Date Published: 24 Jan, 2011
Kenya declared free from Rinderpest

President Mwai Kibaki unveils the Buffalo monument at Meru National Park symbolising the eradication of Rinderpest disease in the country

Kenya has been declared officially free from the rinderpest. President Mwai Kibaki on November 26, 2010 led the country in celebrations to mark the eradication of the disease at the Meru National Park where he unveiled a monument and a commemorative plaque.Speaking at the event, the President said the eradication had been a culmination of over 50 years of concerted efforts by the Government in partnership with several development partners as well as international organizations that deal with animal health.The Permanent Secretary in the Ministry of Livestock Development, Kenneth Lusaka, said rinderpest was one of the major diseases classified by the World Organisation for Animal Health as being trade sensitive.  “Africa is estimated to have lost approximately two billion dollars in the 1980s to the disease outbreak and its eradication will therefore reduce disease barriers to International Trade,” Lusaka added.

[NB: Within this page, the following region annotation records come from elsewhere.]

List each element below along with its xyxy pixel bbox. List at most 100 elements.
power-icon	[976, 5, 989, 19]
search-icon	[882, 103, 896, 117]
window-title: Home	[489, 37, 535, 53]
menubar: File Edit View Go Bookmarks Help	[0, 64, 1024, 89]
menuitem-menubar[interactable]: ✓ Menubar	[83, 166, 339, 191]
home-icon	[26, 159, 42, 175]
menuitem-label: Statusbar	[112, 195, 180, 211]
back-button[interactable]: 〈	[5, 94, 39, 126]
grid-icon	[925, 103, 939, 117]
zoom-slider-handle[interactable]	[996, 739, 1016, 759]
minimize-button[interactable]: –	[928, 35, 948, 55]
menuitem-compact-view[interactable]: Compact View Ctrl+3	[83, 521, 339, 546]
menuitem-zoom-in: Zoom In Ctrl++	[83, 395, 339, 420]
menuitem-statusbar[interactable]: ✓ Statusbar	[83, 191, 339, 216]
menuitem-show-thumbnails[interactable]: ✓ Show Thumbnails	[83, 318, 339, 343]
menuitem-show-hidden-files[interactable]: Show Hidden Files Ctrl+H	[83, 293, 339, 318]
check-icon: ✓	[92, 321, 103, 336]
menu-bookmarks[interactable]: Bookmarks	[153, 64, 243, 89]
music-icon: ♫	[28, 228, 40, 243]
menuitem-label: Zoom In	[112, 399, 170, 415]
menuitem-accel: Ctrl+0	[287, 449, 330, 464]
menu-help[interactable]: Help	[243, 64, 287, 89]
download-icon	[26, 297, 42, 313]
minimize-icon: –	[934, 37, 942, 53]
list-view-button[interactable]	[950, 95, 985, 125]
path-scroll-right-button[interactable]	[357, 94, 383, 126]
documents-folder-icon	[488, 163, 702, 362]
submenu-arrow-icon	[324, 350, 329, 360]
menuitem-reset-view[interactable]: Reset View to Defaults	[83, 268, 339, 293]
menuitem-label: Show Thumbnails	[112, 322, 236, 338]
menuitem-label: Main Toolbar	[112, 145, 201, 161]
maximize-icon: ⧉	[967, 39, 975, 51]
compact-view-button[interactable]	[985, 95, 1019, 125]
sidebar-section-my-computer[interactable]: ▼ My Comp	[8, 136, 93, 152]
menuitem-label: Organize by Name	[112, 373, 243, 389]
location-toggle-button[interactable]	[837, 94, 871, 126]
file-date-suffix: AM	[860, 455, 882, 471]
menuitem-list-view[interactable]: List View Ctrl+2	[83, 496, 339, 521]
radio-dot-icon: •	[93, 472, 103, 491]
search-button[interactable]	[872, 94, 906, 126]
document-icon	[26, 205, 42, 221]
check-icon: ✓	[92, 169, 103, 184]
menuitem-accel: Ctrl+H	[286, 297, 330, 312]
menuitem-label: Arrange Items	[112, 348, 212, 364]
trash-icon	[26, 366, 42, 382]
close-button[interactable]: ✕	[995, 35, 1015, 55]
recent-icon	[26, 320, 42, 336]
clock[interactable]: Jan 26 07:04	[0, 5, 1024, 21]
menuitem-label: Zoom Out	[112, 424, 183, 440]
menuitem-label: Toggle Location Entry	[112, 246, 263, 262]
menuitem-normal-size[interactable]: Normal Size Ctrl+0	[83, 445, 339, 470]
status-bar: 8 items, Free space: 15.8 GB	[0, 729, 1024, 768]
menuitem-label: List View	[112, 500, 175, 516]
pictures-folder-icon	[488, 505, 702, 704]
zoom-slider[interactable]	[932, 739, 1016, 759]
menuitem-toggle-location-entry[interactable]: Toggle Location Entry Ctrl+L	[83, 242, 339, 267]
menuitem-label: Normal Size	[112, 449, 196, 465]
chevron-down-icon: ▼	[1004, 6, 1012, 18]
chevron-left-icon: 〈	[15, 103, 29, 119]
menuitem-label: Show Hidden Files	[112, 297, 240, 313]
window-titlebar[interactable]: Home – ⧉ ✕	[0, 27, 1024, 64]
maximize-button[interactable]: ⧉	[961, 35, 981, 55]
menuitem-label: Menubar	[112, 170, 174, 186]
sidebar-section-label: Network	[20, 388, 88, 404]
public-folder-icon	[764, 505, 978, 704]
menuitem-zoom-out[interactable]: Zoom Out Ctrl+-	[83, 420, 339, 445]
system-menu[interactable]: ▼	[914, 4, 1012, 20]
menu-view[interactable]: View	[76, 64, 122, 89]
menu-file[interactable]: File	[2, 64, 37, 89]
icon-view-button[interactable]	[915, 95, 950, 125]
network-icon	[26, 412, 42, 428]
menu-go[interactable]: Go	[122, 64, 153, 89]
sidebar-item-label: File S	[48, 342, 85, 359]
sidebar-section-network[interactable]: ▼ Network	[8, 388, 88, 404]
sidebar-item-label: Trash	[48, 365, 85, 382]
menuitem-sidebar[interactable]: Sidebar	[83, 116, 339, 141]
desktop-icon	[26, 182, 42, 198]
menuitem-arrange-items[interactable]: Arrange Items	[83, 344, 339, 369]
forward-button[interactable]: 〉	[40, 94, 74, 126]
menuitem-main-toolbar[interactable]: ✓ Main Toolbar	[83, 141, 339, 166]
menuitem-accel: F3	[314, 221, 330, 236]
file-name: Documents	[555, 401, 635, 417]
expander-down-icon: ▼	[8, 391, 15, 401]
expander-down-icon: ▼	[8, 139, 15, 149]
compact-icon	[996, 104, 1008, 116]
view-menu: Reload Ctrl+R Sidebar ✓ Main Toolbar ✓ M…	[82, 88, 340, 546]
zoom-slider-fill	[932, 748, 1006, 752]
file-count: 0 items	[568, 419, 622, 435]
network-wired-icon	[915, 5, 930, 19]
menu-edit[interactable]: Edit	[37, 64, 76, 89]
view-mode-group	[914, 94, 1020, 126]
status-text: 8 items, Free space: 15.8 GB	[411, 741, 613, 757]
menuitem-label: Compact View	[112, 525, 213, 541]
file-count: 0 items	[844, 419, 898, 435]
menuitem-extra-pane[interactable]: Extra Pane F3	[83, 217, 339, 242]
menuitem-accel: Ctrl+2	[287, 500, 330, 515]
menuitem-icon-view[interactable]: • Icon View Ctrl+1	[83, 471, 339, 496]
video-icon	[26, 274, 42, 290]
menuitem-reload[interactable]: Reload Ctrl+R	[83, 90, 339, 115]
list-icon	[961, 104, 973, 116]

The park was chosen to host the event as it was the site where the disease was last detected, among a herd of buffaloes, in October 2001. Since then, concerted surveillance activities have been conducted all over the country to ascertain complete absence of the disease.Other cases of the disease in wildlife were reported in Tsavo and Nairobi National Parks in 1994 and 2001 respectively.This now significantly marks the end of all field activities on rinderpest, which, apart from smallpox, becomes the only other disease that has been eliminated by human efforts.The Kenya Wildlife Service was among other organizations recognized for surveillance and experimental activities over the years, which were critical in achieving the eradication objective. Kenya had last year received accreditation for attaining a rinderpest-free status from the International Organisation for Animal Health. A joint Food and Agriculture Organisation (FAO) of the United Nations and the World Organisation for Animal Health (OIE) announcement is expected in mid-2011, pending a review of final official disease status reports from a few countries by the OIE.

Rinderpest is a fatal viral disease that affects mainly domestic cattle and buffaloes. It also affects sheep, goats, some breeds of pigs and a large variety of wildlife species including kudu, elands, roan antelopes, warthogs, gazelles and giraffes. The disease can be transmitted through close contact between a sick animal and a healthy one. Affected animals show a sudden onset of fever, nasal discharges, erosion of the mouth, diarrhea, and dehydration, which lead to death.Rinderpest has affected Europe, Asia and Africa for centuries, causing widespread famine and decimation of millions of animals, both domestic and wild.The disease can affect and kill up to 100% of the animals in fully susceptible populations.